U.S. SECURITIES AND EXCHANGE COMMISSION
Litigation Release No. 19636 / April 3, 2006
SEC v. Alexander J. Yaroshinsky, Civil Action No. 06CV2401 (S.D.N.Y., filed March 28, 2006)
Federal Court Issues Preliminary Injunction Order Against Alexander J. Yaroshinsky
The United States Securities and Exchange Commission announced that on March 31, 2006, the Honorable Judge Richard C. Casey, a federal judge in the Southern District of New York, entered a preliminary injunction order, by consent, against Alexander J. Yaroshinsky, Vice President of Biostatistics and Clinical Operations at California-based Connetics Corp. The preliminary injunction will continue to restrain Yaroshinsky from violating certain antifraud provisions of the federal securities laws. Also by consent, Judge Casey ordered that Yaroshinsky's assets remain frozen subject to carve-outs for specified expenses until further notice, and granted other relief. The preliminary injunction order continues the relief originally obtained on March 28, 2006, in response to the Commission's emergency civil injunctive action that sought a temporary restraining order, an order freezing assets, disgorgement and civil penalties, and other relief against Yaroshinsky based on his alleged violations of the federal securities laws. The Commission continues to seek, among other things, a permanent injunction, disgorgement of ill-gotten gains plus pre-judgment interest, and civil money penalties.

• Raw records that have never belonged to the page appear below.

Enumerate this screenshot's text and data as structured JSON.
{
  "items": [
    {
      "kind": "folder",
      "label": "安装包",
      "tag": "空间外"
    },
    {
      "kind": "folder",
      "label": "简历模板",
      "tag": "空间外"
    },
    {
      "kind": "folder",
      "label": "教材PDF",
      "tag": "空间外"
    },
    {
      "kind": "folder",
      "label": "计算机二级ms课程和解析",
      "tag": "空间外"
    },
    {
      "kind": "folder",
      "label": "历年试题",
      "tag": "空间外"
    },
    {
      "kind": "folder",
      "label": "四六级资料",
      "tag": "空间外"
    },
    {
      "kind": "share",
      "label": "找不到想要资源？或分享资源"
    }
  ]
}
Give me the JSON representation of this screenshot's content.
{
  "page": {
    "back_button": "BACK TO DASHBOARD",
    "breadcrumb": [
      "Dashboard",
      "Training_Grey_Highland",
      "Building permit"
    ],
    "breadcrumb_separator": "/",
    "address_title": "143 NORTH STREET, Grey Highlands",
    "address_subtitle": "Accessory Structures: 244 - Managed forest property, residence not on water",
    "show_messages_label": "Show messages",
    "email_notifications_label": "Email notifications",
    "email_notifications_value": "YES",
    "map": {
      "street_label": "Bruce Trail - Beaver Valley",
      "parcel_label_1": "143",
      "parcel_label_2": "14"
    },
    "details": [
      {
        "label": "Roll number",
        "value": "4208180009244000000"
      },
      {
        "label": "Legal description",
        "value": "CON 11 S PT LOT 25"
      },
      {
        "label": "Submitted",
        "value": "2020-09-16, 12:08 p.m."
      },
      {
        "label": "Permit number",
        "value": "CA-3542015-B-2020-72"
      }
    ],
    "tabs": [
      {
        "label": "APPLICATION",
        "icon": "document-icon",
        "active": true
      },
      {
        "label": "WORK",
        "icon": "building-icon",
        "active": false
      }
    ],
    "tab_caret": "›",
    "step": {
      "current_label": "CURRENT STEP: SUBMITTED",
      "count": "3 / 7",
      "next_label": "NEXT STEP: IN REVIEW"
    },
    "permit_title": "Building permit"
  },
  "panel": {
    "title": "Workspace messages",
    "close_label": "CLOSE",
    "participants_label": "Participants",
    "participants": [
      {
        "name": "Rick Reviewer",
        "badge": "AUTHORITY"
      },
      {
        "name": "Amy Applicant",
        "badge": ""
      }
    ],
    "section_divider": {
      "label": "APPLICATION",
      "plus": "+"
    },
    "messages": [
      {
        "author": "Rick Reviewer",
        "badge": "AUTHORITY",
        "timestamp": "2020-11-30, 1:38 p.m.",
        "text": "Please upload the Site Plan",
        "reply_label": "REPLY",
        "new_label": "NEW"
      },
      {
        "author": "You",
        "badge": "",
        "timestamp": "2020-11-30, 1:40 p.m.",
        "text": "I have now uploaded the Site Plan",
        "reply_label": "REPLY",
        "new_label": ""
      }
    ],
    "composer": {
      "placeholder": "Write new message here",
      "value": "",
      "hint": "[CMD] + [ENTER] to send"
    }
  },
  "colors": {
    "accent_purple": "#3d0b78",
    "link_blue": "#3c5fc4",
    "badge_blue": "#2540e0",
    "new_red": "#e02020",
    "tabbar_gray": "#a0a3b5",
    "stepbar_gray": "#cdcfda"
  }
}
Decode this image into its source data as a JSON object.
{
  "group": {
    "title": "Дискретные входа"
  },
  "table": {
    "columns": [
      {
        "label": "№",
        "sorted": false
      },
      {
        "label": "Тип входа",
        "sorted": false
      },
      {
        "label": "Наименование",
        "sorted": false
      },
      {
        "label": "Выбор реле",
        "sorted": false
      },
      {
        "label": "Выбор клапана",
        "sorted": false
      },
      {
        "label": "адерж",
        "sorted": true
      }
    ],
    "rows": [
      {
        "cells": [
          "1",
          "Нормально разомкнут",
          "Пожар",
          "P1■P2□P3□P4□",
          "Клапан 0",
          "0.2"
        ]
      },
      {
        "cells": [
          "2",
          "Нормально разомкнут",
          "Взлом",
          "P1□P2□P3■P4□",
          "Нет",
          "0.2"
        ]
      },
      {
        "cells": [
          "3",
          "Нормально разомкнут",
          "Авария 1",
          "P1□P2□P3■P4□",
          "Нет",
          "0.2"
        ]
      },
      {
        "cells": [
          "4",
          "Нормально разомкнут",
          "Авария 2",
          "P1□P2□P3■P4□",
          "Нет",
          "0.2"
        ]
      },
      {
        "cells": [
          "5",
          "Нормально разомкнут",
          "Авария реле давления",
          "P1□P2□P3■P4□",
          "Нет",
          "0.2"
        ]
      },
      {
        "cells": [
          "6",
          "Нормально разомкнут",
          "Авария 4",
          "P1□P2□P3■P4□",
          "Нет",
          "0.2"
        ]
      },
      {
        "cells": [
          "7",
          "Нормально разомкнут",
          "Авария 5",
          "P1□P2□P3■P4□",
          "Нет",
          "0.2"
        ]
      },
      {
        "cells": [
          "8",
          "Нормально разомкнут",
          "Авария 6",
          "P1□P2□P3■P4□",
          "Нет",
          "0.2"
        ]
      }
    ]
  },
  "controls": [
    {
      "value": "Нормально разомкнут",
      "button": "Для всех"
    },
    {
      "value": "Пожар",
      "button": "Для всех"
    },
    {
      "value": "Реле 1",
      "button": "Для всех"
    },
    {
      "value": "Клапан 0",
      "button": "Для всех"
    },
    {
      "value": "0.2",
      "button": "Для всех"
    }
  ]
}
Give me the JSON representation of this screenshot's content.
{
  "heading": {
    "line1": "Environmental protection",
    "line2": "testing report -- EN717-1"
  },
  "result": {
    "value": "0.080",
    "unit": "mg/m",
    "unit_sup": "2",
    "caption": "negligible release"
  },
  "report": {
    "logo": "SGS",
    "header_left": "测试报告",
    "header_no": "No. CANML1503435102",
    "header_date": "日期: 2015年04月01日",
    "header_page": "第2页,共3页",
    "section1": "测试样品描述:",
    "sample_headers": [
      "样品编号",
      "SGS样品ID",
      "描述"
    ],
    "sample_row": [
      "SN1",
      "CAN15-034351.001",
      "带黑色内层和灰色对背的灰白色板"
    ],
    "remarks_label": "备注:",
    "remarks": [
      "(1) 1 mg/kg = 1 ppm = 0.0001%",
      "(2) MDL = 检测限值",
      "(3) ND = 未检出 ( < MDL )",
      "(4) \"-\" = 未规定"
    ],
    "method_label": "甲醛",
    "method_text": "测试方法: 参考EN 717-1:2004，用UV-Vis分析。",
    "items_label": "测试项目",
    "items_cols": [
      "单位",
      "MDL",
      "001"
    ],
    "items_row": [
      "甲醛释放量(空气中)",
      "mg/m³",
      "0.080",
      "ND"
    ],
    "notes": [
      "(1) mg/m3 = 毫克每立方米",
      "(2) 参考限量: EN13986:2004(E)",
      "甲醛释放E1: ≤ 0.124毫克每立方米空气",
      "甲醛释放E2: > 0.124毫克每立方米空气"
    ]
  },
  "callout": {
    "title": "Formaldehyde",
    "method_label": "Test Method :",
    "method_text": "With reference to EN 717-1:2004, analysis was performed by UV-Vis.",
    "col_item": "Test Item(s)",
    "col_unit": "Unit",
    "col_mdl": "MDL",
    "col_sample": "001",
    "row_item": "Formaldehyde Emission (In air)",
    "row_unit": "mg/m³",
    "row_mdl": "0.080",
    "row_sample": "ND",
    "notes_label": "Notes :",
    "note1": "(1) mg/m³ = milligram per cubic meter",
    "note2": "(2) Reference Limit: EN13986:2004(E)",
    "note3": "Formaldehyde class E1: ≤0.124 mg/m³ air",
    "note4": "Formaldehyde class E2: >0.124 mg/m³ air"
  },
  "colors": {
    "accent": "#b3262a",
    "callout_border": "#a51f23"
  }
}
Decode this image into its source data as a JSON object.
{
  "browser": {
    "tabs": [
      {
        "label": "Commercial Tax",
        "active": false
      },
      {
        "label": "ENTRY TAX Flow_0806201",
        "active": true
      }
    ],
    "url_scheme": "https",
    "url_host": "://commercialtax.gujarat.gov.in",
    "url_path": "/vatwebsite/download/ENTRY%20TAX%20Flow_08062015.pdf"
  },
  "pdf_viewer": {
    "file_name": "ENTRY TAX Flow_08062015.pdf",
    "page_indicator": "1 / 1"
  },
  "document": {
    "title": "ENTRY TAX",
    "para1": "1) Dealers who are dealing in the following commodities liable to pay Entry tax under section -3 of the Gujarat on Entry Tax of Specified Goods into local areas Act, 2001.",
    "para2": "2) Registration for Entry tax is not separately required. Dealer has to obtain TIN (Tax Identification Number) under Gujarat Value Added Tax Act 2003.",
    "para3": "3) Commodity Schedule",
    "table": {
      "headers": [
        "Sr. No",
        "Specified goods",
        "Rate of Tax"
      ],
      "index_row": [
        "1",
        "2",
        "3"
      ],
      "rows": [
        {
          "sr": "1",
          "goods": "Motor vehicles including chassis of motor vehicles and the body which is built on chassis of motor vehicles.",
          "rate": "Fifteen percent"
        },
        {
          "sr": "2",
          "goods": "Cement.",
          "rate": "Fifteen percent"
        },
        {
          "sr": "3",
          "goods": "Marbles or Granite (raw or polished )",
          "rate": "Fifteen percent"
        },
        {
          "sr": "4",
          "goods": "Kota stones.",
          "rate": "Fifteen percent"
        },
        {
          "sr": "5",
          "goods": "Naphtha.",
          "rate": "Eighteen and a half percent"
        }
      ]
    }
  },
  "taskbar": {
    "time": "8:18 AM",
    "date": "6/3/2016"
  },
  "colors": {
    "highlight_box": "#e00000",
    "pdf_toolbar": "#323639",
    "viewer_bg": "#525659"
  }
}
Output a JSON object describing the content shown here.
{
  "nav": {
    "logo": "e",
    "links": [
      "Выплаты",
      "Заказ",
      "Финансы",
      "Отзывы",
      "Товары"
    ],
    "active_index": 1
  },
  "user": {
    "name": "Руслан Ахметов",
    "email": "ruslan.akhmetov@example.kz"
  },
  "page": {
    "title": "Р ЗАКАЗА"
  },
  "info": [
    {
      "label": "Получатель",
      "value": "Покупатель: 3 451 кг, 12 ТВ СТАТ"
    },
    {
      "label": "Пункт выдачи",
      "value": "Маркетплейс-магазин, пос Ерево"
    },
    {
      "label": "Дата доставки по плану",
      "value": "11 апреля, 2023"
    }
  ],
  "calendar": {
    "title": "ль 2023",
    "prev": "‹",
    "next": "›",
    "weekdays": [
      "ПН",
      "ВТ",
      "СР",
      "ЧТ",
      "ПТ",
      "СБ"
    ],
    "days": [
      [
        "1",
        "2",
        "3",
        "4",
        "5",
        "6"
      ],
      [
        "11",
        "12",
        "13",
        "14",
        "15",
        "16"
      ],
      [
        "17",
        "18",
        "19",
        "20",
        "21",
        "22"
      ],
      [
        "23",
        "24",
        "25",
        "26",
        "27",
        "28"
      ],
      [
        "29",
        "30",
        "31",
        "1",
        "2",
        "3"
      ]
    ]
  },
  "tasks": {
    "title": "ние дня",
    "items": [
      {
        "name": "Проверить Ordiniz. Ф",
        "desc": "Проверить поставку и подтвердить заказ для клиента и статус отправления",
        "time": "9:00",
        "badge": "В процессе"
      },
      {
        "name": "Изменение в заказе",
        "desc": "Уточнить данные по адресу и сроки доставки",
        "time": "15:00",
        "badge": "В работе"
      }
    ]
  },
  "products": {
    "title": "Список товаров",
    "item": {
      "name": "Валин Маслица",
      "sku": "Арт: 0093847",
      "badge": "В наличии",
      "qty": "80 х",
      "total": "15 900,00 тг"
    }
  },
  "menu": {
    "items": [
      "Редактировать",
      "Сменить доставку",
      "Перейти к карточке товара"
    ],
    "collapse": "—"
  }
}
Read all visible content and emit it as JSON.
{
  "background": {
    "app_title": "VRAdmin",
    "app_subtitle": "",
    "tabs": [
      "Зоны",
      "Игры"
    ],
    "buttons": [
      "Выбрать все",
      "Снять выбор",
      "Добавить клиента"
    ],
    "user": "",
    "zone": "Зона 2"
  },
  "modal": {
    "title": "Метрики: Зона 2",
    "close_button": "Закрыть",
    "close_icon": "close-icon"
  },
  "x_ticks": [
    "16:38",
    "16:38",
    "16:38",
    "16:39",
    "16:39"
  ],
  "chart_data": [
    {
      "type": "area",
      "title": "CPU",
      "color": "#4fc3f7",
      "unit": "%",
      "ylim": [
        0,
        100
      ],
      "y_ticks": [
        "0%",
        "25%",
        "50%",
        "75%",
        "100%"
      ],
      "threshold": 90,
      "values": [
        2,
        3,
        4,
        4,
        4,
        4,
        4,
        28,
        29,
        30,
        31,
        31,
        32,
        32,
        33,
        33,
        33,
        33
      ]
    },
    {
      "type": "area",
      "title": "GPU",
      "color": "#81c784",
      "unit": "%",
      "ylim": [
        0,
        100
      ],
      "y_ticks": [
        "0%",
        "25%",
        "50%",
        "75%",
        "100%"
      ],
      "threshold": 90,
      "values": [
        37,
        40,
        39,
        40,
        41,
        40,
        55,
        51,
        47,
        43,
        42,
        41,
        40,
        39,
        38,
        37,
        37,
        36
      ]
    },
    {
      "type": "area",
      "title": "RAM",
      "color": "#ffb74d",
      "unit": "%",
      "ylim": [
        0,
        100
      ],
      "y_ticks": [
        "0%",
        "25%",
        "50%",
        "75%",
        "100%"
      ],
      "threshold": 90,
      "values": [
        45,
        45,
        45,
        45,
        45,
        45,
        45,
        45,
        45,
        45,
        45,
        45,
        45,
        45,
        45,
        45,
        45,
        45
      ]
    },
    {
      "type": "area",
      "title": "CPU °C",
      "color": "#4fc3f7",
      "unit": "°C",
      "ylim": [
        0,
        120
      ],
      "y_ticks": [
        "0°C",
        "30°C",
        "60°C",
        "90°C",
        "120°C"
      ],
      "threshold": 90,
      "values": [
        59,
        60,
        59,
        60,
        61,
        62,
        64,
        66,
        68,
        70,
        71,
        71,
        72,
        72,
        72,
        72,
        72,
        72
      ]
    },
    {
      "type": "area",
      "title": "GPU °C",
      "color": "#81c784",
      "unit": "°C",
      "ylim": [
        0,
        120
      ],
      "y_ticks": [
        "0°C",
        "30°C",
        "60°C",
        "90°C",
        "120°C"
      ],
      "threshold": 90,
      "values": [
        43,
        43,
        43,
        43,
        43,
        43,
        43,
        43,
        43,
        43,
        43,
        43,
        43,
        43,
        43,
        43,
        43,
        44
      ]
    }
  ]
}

The Commission's complaint alleges that Yaroshinsky, who participated in tests which led the FDA to ultimately conclude that the drug was "unsafe for use," learned the FDA's preliminary views with respect to the cancer tests in an April 13, 2005 call with the FDA. Shortly thereafter, Yaroshinsky positioned himself to profit from a fall in the price of Connetics' stock. In accounts he controlled, Yaroshinsky sold 15,100 previously acquired Connetics shares, and bought 2,076 put contracts which gave him the right to sell Connetics shares at a fixed price and profit when the shares fell below that price. Ultimately, on June 13, 2005, when news of the non-approval was made public, Connetics' share price fell 27% and Yaroshinsky reaped a benefit of at least $680,000.
The preliminary injunction enjoins Yaroshinsky from violating Section 10(b) of the Securities Exchange Act of 1934 (Exchange Act) and Rule 10b-5 thereunder. Yaroshinsky consented to the preliminary injunction, continued asset freeze, and other relief, without admitting or denying the SEC's allegations.